Pertumbuhan PDRB yang cukup tinggi di Kabupaten Bogor tersebut tidak mencerminkan tingkat kesejahteraan masyarakat Kabupaten Bogor, hal ini
terbukti dari masih tingginya angka kemiskinan di kabupaten ini. c.
APBD Kabupaten Bogor yang meningkat cukup tinggi dari tahun ke tahun juga belum secara optimal digunakan untuk memberantas tingginya angka
kemiskinan, hal ini ditunjukkan oleh adanya kecenderungan peningkatan angka kemiskinan di Kabupaten Bogor. Sedangkan di sisi lain jumlah
pembiayaan APBD juga terus mengalami peningkatan, namun peningkatan APBD ini lebih banyak digunakan untuk pengeluaran rutin 52 persen dari
pada pengeluaran pembangunan 48 persen.
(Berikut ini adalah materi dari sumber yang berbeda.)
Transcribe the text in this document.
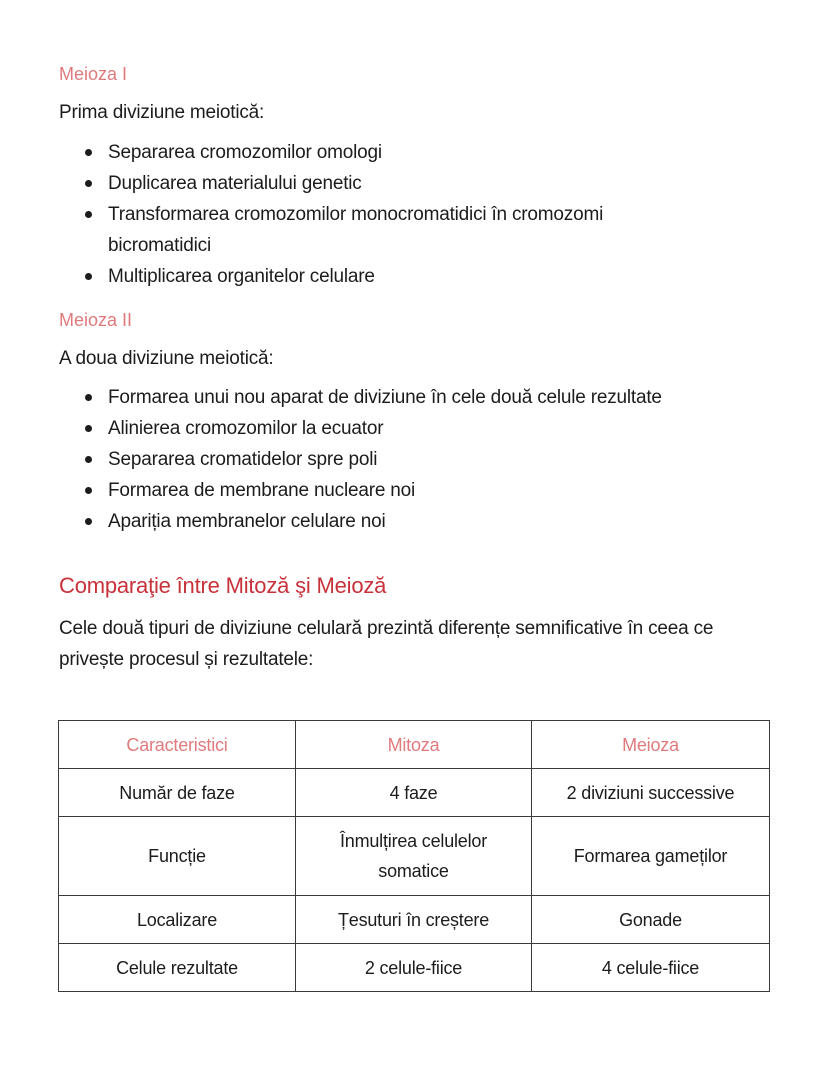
Meioza I
Prima diviziune meiotică:
Separarea cromozomilor omologi
Duplicarea materialului genetic
Transformarea cromozomilor monocromatidici în cromozomi bicromatidici
Multiplicarea organitelor celulare
Meioza II
A doua diviziune meiotică:
Formarea unui nou aparat de diviziune în cele două celule rezultate
Alinierea cromozomilor la ecuator
Separarea cromatidelor spre poli
Formarea de membrane nucleare noi
Apariția membranelor celulare noi
Comparaţie între Mitoză şi Meioză
Cele două tipuri de diviziune celulară prezintă diferențe semnificative în ceea ce privește procesul și rezultatele:
Caracteristici	Mitoza	Meioza
Număr de faze	4 faze	2 diviziuni successive
Funcție	Înmulțirea celulelor somatice	Formarea gameților
Localizare	Țesuturi în creștere	Gonade
Celule rezultate	2 celule-fiice	4 celule-fiice
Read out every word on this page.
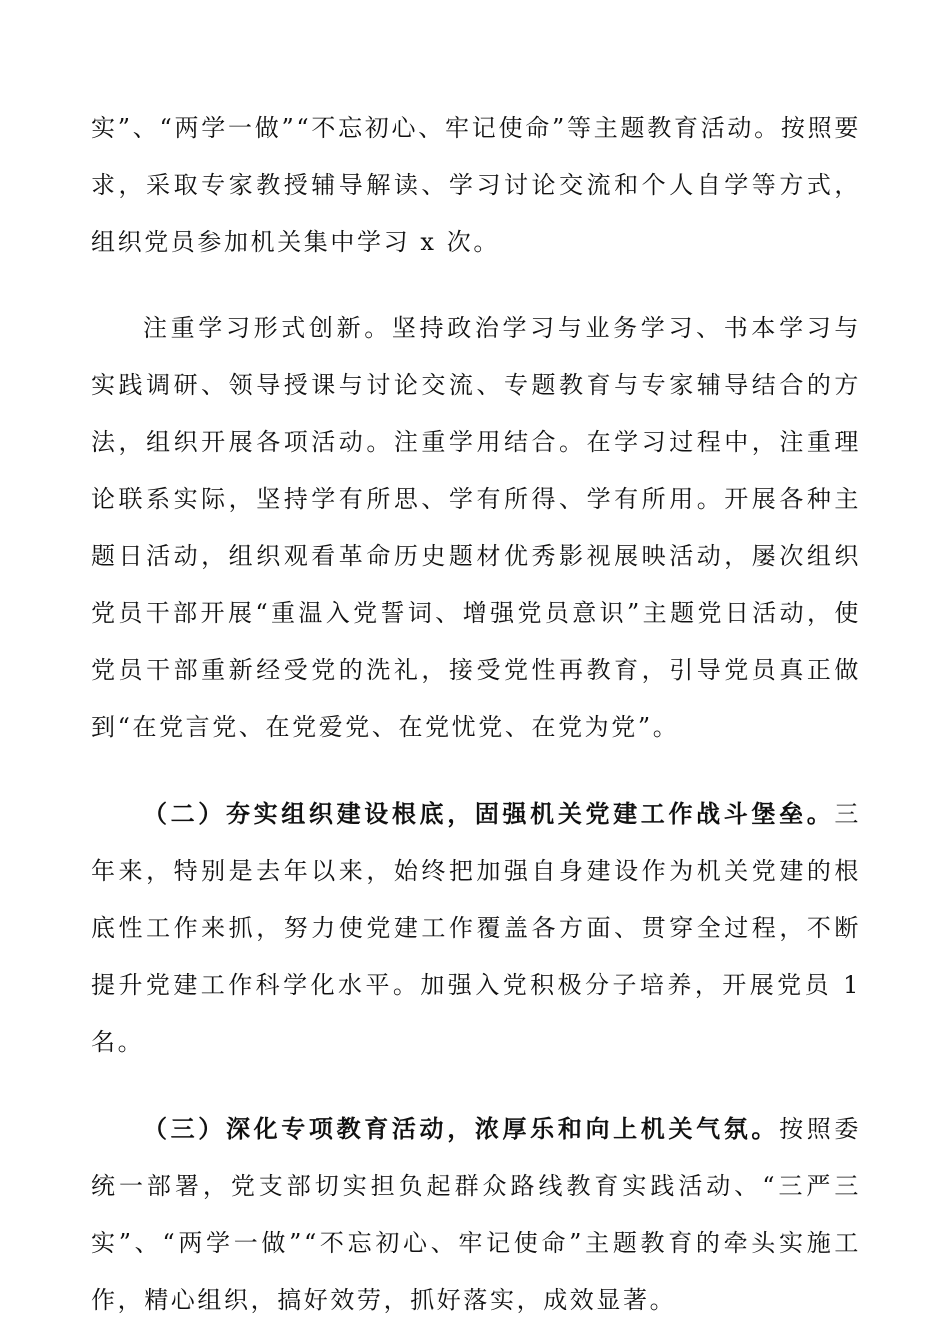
实”、“两学一做”“不忘初心、牢记使命”等主题教育活动。按照要求，采取专家教授辅导解读、学习讨论交流和个人自学等方式，组织党员参加机关集中学习 x 次。

注重学习形式创新。坚持政治学习与业务学习、书本学习与实践调研、领导授课与讨论交流、专题教育与专家辅导结合的方法，组织开展各项活动。注重学用结合。在学习过程中，注重理论联系实际，坚持学有所思、学有所得、学有所用。开展各种主题日活动，组织观看革命历史题材优秀影视展映活动，屡次组织党员干部开展“重温入党誓词、增强党员意识”主题党日活动，使党员干部重新经受党的洗礼，接受党性再教育，引导党员真正做到“在党言党、在党爱党、在党忧党、在党为党”。

（二）夯实组织建设根底，固强机关党建工作战斗堡垒。三年来，特别是去年以来，始终把加强自身建设作为机关党建的根底性工作来抓，努力使党建工作覆盖各方面、贯穿全过程，不断提升党建工作科学化水平。加强入党积极分子培养，开展党员 1 名。

（三）深化专项教育活动，浓厚乐和向上机关气氛。按照委统一部署，党支部切实担负起群众路线教育实践活动、“三严三实”、“两学一做”“不忘初心、牢记使命”主题教育的牵头实施工作，精心组织，搞好效劳，抓好落实，成效显著。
Sedangkan alokasi anggaran dalam APBD untuk memberantas kemiskian masih relatif kecil sehingga
belum secara optimal dapat mengurangi angka kemiskinan di Kabupaten
Bogor. Alokasi anggaran bantuan desa ABD rata-rata dari tahun 1983 sampai dengan 2007 hanya sebesar 9.6 dari total APBD Lampiran III.
5.6 Implikasi Kebijakan
Dari analisis yang telah dipaparkan di atas, maka dapat dirumuskan beberapa implikasi kebijakan yaitu:
a. Kebijakan untuk meningkatkan PAD dengan intensifikasi pengumpulan
sumber-sumber PAD dapat dilakukan dalam jangka waktu yang pendek sehingga dampaknya peningkatan PAD dapat segera terwujud.
b. Alokasi anggaran dalam APBD untuk pemberantasan kemiskinan rata-rata
sebesar 9.6 belum secara optimal dapat mengurangi angka kemiskinan. c.
Kebijakan untuk memperbaiki sistem perijinan usaha dengan pelayanan perijinan usaha satu atap dapat mempercepat proses perijinan,
menyederhanakan prosedur dan dapat mengurangi biaya, sehingga kebijakan ini dapat memperbaiki iklim usaha di daerah dan pada akhirnya akan dapat
menjadi daya tarik bagi investor untuk menanamkan modalnya. Dampak akhir dari kebijakan tersebut adalah terjadi peningkatan baik kuantitas maupun
kualitas investasi. Implikasi peningkatan investasi dapat berdampak pula pada pertumbuhan PDRB.